Arbitrary-length analogs to de Bruijn sequences

TL;DR

This paper introduces an algorithm to generate sequences with properties similar to de Bruijn sequences for any length and alphabet size, extending existing methods to arbitrary lengths efficiently.

Contribution

It presents a novel algorithm that constructs analogs of de Bruijn sequences for arbitrary lengths and alphabet sizes in linear time, extending Lempel's recursive approach.

Findings

Algorithm runs in O(L) time and uses O(L log K) space.

Supports any sequence length L and alphabet size K ≥ 2.
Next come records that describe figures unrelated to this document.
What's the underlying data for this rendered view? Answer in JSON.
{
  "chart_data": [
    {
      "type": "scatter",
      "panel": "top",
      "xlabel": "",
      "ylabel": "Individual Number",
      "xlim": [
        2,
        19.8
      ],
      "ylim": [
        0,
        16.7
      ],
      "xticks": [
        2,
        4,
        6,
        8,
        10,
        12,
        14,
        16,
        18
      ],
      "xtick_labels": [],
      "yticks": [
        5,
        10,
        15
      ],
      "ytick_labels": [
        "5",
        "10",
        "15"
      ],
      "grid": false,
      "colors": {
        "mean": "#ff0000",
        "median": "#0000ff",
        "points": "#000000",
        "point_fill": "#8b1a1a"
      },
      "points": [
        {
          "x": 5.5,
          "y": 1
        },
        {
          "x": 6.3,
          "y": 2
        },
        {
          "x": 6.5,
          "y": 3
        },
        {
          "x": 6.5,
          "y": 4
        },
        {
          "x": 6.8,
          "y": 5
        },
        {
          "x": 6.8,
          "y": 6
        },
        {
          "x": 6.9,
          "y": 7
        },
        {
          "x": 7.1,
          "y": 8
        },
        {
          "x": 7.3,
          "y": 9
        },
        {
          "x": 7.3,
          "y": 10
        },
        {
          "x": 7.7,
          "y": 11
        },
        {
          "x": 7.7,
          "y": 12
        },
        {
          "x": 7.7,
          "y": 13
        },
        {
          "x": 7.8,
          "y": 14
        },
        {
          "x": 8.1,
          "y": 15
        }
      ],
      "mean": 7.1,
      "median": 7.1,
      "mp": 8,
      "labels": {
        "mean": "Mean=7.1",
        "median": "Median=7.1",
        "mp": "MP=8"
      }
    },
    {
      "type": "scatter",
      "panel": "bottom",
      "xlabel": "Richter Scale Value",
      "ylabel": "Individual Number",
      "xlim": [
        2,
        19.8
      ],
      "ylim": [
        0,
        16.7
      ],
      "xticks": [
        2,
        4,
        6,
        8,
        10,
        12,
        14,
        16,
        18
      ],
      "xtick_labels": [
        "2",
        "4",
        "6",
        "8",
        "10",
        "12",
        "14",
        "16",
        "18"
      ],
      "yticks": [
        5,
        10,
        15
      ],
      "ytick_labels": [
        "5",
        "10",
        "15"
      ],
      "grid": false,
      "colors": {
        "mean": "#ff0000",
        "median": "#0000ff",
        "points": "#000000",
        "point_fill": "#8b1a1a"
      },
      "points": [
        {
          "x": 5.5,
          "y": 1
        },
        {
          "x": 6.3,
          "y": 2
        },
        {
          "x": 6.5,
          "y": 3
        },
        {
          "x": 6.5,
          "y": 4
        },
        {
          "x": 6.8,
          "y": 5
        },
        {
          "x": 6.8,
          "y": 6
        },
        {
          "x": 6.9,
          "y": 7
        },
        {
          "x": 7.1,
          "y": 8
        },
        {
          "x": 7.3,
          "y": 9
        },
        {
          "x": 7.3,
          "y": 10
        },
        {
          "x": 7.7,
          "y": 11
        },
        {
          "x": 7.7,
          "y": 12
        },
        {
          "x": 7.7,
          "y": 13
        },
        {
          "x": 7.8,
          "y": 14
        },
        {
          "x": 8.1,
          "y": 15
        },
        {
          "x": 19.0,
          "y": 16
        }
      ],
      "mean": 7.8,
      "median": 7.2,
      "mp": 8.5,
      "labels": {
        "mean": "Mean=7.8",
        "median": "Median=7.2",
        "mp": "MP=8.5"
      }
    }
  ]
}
Implementation available in Python at provided URL.

Abstract

Let $\widetilde{\alpha}$ be a length-$L$ cyclic sequence of characters from a size-$K$ alphabet $\mathcal{A}$ such that the number of occurrences of any length-$m$ string on $\mathcal{A}$ as a substring of $\widetilde{\alpha}$ is $\lfloor L / K^m \rfloor$ or $\lceil L / K^m \rceil$. When $L = K^N$ for any positive integer $N$, $\widetilde{\alpha}$ is a de Bruijn sequence of order $N$, and when $L \neq K^N$, $\widetilde{\alpha}$ shares many properties with de Bruijn sequences. We describe an algorithm that outputs some $\widetilde{\alpha}$ for any combination of $K \geq 2$ and $L \geq 1$ in $O(L)$ time using $O(L \log K)$ space. This algorithm extends Lempel's recursive construction of a binary de Bruijn sequence. An implementation written in Python is available at https://github.com/nelloreward/pkl.